What is #tidytuesday? #tidytuesday is a hashtag/movement for R user community members to come together and learn more about how to use R tools to visualize and tell stories about data. Each week, organizers post a data set that has been cleaned up and is ready for visualization. We’ve worked with Tidy Tuesday data in class before: fisheries, ramen, and UFOs.
Why care about visual storytelling? Asking an audience to read a paragraph of text is hard, but asking people to look at an infographic is way easier. You can draw people in with a well-presented, aesthetically pleasing figure, and then present some information that they might be interested in.
Components
Part 1. Understand the context
a. Learn about tidy tuesday.
b. Dissect someone else’s visualization
- For context, read Sam Csik’s “One workflow for building effective (and pretty) {ggplot2} data visualizations.”
- Look for a Tidy Tuesday visualization you like with public code in the #tidytuesday hashtag. This usually comes in the form of a link to GitHub, where you’ll find a script (with a .R suffix) with all the code to create the visualization.

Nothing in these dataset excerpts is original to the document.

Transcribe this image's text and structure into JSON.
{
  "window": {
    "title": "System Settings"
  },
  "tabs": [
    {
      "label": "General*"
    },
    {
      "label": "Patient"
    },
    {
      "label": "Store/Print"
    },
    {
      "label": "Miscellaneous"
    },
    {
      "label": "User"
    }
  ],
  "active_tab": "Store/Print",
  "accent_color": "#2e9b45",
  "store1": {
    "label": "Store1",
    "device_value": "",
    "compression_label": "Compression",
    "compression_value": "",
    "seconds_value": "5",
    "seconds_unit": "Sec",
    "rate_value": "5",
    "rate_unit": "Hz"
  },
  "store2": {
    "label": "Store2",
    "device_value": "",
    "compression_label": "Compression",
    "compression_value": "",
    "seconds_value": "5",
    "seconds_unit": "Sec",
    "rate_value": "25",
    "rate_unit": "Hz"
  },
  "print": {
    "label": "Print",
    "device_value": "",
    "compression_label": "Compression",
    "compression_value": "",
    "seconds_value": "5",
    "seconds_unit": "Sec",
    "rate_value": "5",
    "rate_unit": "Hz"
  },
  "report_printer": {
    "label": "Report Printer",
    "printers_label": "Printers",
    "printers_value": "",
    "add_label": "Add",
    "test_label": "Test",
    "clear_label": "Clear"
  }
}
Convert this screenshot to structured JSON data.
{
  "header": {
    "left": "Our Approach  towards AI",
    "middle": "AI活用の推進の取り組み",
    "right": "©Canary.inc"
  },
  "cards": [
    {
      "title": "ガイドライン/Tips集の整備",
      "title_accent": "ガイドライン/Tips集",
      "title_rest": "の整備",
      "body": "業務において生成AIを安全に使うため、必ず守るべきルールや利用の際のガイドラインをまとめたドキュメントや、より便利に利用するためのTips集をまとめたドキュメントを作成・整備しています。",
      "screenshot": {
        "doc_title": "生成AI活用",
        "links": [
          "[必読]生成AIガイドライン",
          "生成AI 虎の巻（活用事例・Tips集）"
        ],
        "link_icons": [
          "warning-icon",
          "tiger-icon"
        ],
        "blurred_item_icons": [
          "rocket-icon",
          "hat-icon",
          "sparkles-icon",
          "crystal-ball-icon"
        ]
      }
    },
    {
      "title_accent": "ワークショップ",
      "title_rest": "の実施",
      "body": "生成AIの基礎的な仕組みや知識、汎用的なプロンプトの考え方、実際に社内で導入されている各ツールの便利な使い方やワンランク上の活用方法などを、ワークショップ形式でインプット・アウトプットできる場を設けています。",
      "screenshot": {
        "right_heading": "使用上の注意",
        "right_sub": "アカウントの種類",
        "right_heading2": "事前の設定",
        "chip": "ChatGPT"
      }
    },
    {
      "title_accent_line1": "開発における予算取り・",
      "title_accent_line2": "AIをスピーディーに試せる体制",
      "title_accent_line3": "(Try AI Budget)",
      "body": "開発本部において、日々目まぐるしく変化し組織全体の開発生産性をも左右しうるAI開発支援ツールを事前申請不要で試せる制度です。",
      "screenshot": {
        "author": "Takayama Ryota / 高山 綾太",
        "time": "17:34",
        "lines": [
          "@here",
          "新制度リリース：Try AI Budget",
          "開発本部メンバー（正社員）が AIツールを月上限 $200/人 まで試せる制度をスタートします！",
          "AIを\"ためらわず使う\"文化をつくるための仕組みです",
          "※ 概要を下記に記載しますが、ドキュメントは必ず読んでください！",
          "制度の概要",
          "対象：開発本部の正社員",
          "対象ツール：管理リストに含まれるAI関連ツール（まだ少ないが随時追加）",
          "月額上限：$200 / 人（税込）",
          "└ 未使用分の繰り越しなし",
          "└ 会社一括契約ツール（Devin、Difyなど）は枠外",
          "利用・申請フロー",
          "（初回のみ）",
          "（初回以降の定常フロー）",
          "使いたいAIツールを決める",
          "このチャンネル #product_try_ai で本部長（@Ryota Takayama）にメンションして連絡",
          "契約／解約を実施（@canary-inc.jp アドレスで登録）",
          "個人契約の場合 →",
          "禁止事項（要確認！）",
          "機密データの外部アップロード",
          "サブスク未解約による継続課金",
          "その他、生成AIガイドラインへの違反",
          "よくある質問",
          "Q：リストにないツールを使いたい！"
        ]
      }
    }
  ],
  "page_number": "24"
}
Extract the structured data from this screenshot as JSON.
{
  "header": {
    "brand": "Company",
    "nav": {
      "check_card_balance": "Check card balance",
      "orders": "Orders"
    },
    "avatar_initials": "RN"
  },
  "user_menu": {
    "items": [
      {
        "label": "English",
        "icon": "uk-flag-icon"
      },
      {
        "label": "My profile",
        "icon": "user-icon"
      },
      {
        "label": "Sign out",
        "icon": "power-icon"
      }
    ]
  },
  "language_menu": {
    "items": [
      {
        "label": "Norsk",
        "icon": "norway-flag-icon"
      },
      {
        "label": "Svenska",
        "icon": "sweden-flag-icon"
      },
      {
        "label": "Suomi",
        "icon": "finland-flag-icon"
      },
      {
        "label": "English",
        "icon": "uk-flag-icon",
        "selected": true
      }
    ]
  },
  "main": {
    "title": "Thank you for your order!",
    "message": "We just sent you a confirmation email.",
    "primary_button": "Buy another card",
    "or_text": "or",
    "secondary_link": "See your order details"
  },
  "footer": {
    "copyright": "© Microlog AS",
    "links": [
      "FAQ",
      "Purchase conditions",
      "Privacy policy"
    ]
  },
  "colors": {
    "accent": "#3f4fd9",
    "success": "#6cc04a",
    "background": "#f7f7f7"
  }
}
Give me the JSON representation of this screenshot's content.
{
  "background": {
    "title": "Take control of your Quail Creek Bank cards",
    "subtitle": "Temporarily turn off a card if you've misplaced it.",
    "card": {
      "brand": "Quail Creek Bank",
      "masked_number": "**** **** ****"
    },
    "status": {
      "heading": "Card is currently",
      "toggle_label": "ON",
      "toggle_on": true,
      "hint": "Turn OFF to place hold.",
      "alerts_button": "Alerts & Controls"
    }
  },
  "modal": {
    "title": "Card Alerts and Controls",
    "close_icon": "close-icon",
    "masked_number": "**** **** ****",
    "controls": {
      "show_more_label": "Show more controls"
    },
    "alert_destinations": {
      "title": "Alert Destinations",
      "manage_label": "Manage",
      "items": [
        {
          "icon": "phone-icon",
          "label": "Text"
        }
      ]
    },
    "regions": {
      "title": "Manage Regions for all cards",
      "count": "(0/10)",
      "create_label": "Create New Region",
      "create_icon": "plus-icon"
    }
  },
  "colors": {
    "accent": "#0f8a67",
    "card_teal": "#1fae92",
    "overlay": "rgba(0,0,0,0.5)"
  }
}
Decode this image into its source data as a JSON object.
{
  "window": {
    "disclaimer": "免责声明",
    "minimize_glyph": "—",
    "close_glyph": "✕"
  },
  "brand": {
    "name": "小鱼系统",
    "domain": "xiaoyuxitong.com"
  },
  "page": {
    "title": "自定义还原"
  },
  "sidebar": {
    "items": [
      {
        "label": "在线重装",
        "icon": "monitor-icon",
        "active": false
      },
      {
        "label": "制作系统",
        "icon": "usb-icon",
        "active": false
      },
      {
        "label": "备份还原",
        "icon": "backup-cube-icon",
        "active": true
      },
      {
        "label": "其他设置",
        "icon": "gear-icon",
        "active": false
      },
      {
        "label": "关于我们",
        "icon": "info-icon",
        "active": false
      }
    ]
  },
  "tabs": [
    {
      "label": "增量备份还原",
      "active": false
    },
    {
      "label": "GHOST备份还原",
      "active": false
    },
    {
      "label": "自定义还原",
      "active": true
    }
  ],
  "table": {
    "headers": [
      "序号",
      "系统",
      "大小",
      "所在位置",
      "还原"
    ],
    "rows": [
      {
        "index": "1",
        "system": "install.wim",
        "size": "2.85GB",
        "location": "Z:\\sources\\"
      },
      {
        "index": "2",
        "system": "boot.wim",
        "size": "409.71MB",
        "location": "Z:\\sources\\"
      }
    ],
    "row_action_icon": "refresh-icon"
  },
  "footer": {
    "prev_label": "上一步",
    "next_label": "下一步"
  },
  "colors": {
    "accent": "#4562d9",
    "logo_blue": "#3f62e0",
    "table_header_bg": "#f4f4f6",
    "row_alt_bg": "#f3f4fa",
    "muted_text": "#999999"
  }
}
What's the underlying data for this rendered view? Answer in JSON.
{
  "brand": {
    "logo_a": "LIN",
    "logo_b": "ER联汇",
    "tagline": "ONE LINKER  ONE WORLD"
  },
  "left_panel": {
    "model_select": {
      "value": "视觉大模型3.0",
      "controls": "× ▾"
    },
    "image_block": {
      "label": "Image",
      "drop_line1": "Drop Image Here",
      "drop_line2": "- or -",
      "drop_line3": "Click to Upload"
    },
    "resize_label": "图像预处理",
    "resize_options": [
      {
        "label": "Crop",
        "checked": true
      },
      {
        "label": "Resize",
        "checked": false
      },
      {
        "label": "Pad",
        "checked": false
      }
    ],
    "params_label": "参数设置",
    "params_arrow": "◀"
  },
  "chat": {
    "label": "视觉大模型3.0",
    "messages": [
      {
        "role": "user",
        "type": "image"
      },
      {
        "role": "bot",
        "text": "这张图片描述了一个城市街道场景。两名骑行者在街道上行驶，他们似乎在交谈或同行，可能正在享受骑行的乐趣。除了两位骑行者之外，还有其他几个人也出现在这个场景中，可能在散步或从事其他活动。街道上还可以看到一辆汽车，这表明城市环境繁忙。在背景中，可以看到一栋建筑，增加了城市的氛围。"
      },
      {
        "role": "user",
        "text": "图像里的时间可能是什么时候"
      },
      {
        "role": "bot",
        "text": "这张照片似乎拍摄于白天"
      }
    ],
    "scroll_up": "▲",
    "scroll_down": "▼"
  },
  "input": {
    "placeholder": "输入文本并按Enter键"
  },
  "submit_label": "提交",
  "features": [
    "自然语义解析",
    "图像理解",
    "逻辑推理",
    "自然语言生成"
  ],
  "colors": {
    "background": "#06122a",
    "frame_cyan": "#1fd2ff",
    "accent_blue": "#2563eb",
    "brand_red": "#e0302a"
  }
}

- alternatively, you can look at people’s GitHub repositories for tidy tuesday. Some examples include:
- Ijeamaka Anyene
- Georgios Karamanis
- Nicola Rennie (who also has an amazing app where she has displayed all her visualizations - see this here)
- Ijeamaka Anyene
- alternatively, you can look at people’s GitHub repositories for tidy tuesday. Some examples include:
Choose three visualizations you really like. In 8-10 sentences total, summarize
- The packages used and what they do
- Any cleaning/summarizing steps
- The structure of the final data frame
- The geoms used and how they show up in the final visualization (for example,
geom_line()
in the script creates which lines in the output?)
Finally, include
- A screenshot of the visualization and a link to the creator’s GitHub code
The best way to understand someone’s code, especially if they’ve put it on GitHub, is to run it yourself. You can do this by forking and cloning the repository to your machine (as we did in workshop), or by copy/pasting the script into your computer. If you choose the second option, you may have to do some adjustment to file paths to get the script to read in the data correctly.
Part 2. Make your own visualization using your data.
a. Update the observations in your data entry.
b. Decide on a type of visualization that best fits the data set.
One good option is From Data to Viz by Yan Holtz, which lists types of visualizations based on data types.
c. Sketch your visualization on paper.
Use colored pencils, highlighters, markers, etc. to represent the colors, axes, and other components of your visualization.
Incorporate elements you liked from the visualizations you dissected in part 1.
d. Code up your sketch!
Annotate your code!
e. Write about your process
In 8-10 sentences total, describe
- Your coding process (for example (not the only options for this prompt): did you have to clean up/summarize the data before you started? Which geoms did you start with?)
- What elements from the part 1 visualizations you incorporated into your visualization and why
- How you designed the visualization (for example (again, not the only options): how did you choose the colors, shapes, fonts, etc., and why?)
- What message does your visualization convey - basically, what is the main take away of the visualization you created?
Checklist
Your submission should include
- A link to the GitHub repository where your materials for this specific assignment are (make sure it is public!)
- A link to a rendered HTML document with a table of contents showing where each part is
Note: you can do this by making your GitHub repository connect to GitHub pages. The guide to doing this is here.
Your rendered HTML document should include
- your name, the title, and the date
- written responses to part 1 for all three visualizations you select
- a photo of your sketch in part 2c
- annotated code and output for part 2d
- written response to part 2e
Your GitHub repository should include
- an informative README
- code and data organized into their own folders (thus, your code has to incorporate the
here
package in some capacity - see workshop 7)